Veins are, however, an important part of our circulatory system along with the arteries and the heart. The heart pumps oxygenated blood via the arteries to the tissues of the body where nutrients and oxygen are passed on to the cells by the capillaries. The deoxygenated blood is returned to the heart via the veins. This deoxygenated blood is pumped to the lungs where it is enriched with oxygen before flowing back to the heart where the whole cycle begins again. In the legs veins must work against the force of gravity to return blood from the feet up to the heart.
The veins must overcome the force of gravity and this is achieved by a system of one way valves and the muscular pumps of the leg. This activity of the muscles squeezes blood through the veins from valve to valve thus facilitating one way flow up the legs and back to the heart. When the muscles relax, the valves close to stop back flow.

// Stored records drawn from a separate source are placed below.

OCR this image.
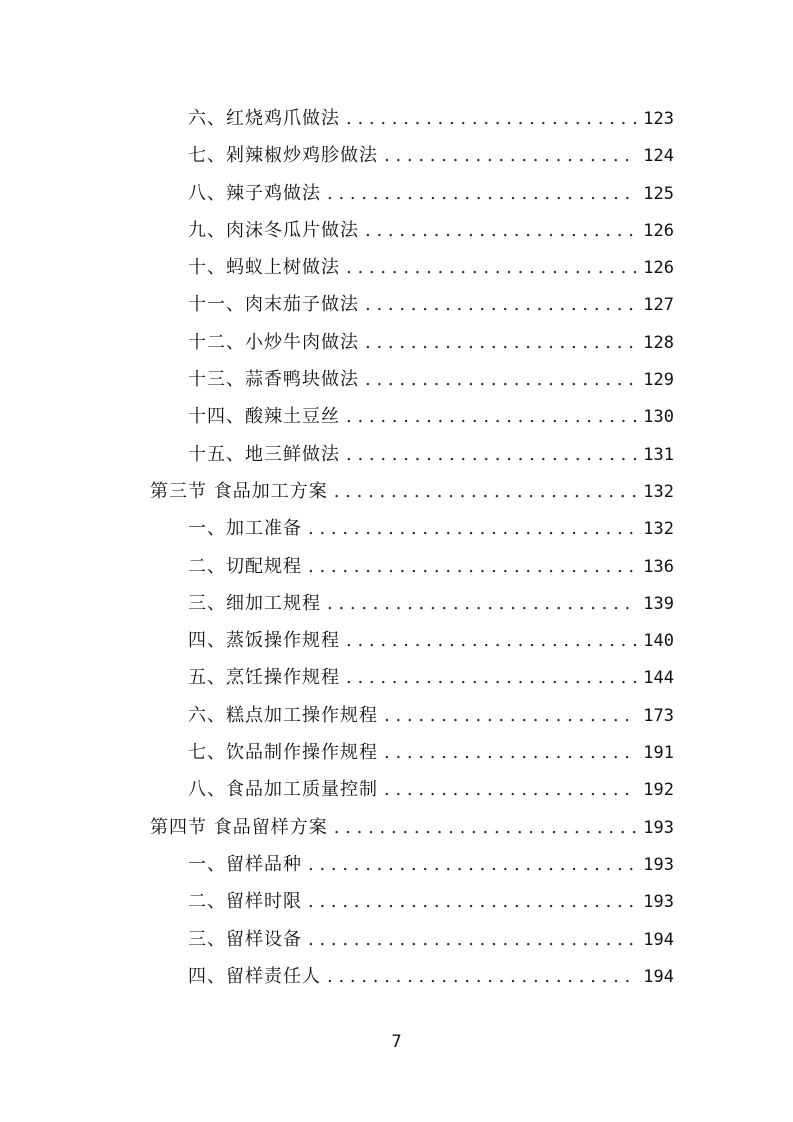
六、红烧鸡爪做法 . . .	123
七、剁辣椒炒鸡胗做法 . . .	124
八、辣子鸡做法 . . .	125
九、肉沫冬瓜片做法 . . .	126
十、蚂蚁上树做法 . . .	126
十一、肉末茄子做法 . . .	127
十二、小炒牛肉做法 . . .	128
十三、蒜香鸭块做法 . . .	129
十四、酸辣土豆丝 . . .	130
十五、地三鲜做法 . . .	131
第三节 食品加工方案 . . .	132
一、加工准备 . . .	132
二、切配规程 . . .	136
三、细加工规程 . . .	139
四、蒸饭操作规程 . . .	140
五、烹饪操作规程 . . .	144
六、糕点加工操作规程 . . .	173
七、饮品制作操作规程 . . .	191
八、食品加工质量控制 . . .	192
第四节 食品留样方案 . . .	193
一、留样品种 . . .	193
二、留样时限 . . .	193
三、留样设备 . . .	194
四、留样责任人 . . .	194
7
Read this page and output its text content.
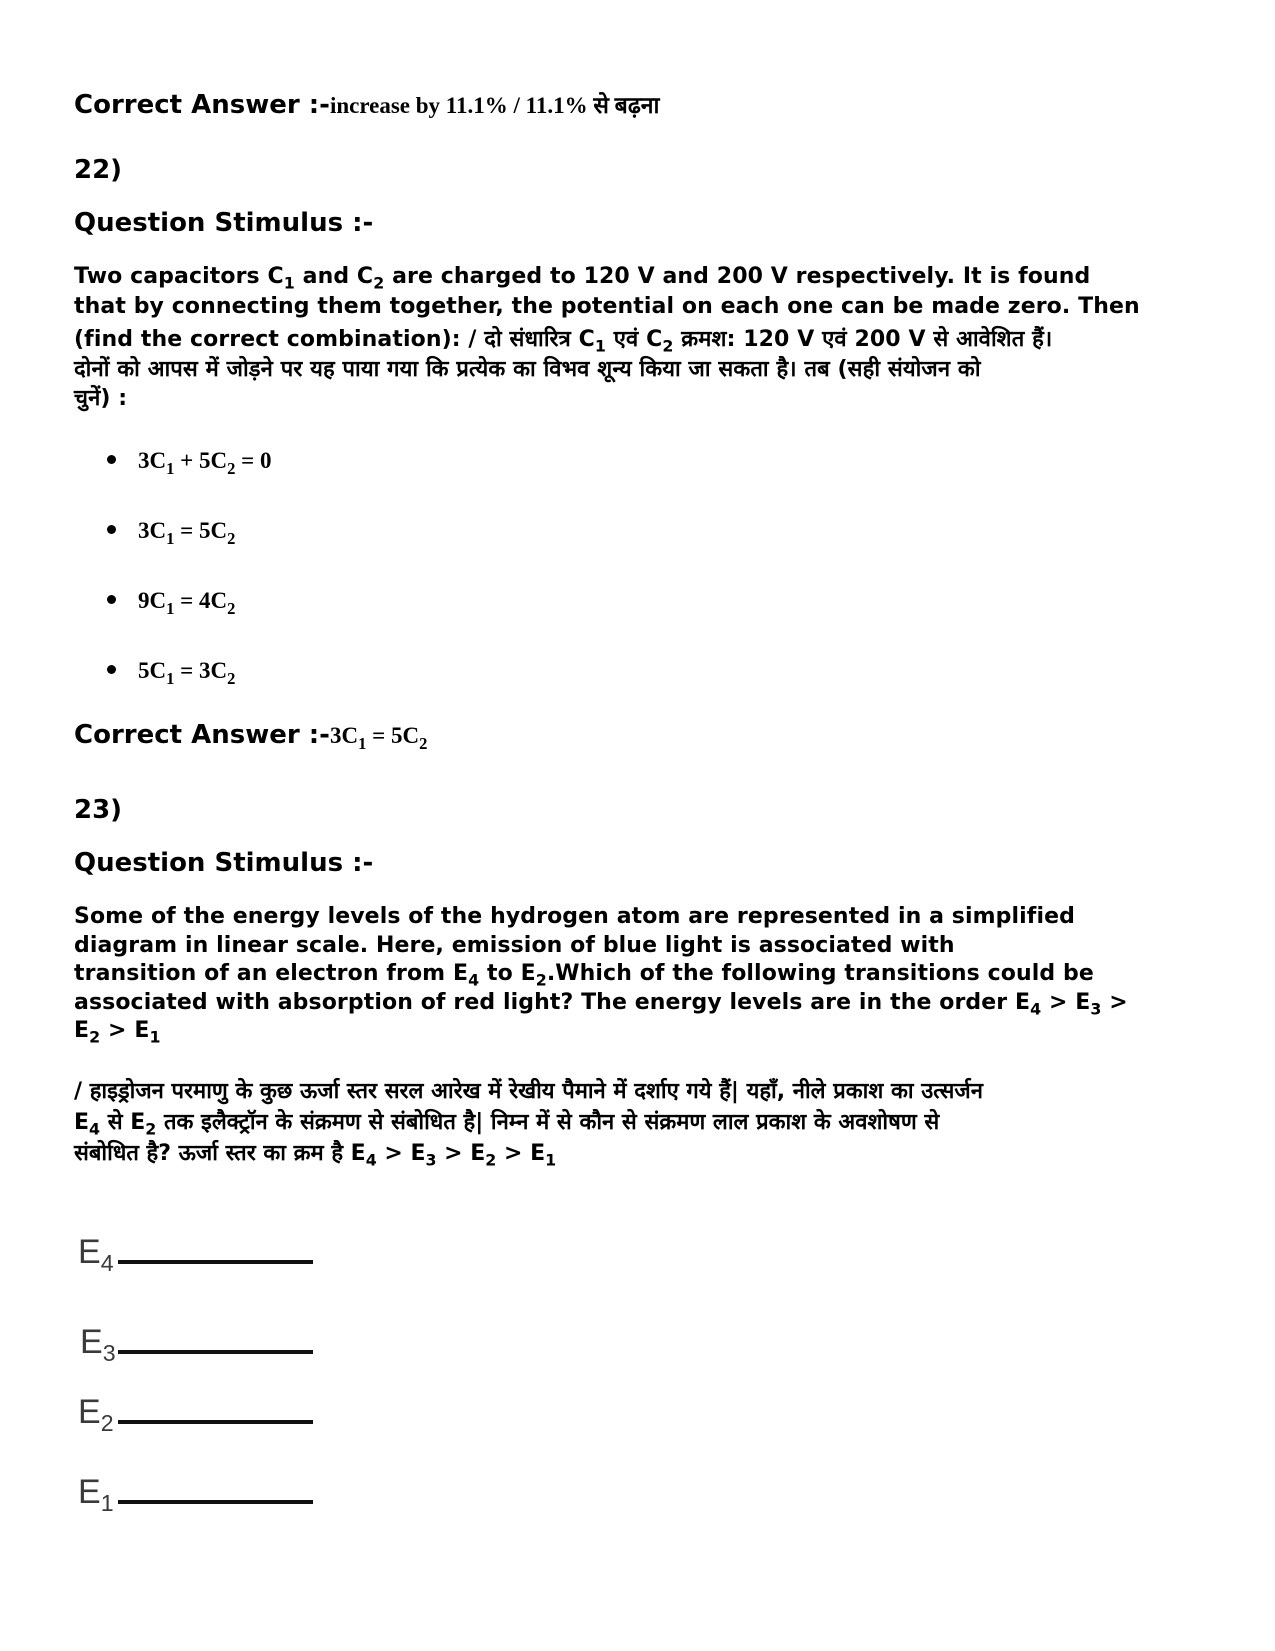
Correct Answer :-increase by 11.1% / 11.1% से बढ़ना
22)
Question Stimulus :-
Two capacitors $C_1$ and $C_2$ are charged to 120 V and 200 V respectively. It is found
that by connecting them together, the potential on each one can be made zero. Then
(find the correct combination): / दो संधारित्र $C_1$ एवं $C_2$ क्रमश: 120 V एवं 200 V से आवेशित हैं।
दोनों को आपस में जोड़ने पर यह पाया गया कि प्रत्येक का विभव शून्य किया जा सकता है। तब (सही संयोजन को
चुनें) :
$3C_1 + 5C_2 = 0$
$3C_1 = 5C_2$
$9C_1 = 4C_2$
$5C_1 = 3C_2$
Correct Answer $:-3C_1 = 5C_2$
23)
Question Stimulus :-
Some of the energy levels of the hydrogen atom are represented in a simplified
diagram in linear scale. Here, emission of blue light is associated with
transition of an electron from $E_4$ to $E_2.Which$ of the following transitions could be
associated with absorption of red light? The energy levels are in the order $E_4 > E_3$ >
$E_2 > E_1$
/ हाइड्रोजन परमाणु के कुछ ऊर्जा स्तर सरल आरेख में रेखीय पैमाने में दर्शाए गये हैं| यहाँ, नीले प्रकाश का उत्सर्जन
$E_4$ से $E_2$ तक इलैक्ट्रॉन के संक्रमण से संबोधित है| निम्न में से कौन से संक्रमण लाल प्रकाश के अवशोषण से
संबोधित है? ऊर्जा स्तर का क्रम है $E_4 > E_3 > E_2 > E_1$
$E_4$
$E_3$
$E_2$
$E_1$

Unfortunately, veins have a relatively thin, weak muscular wall, which readily becomes dilated leading to stretching and eventual damage to the delicate valves and subsequent incompetence of the valves. This leads to progressive dilatation of the vein and a vicious cycle begins resulting in increased pressure in the superficial veins, and eventually, enlarged, tortuous varicose veins.
Tired, aching legs are the most common early symptoms of varicose veins, particularly after prolonged standing. Later, fluid may accumulate in the feet and ankles leading to swelling and the skin may become discoloured and hard or even break down to form an ulcer.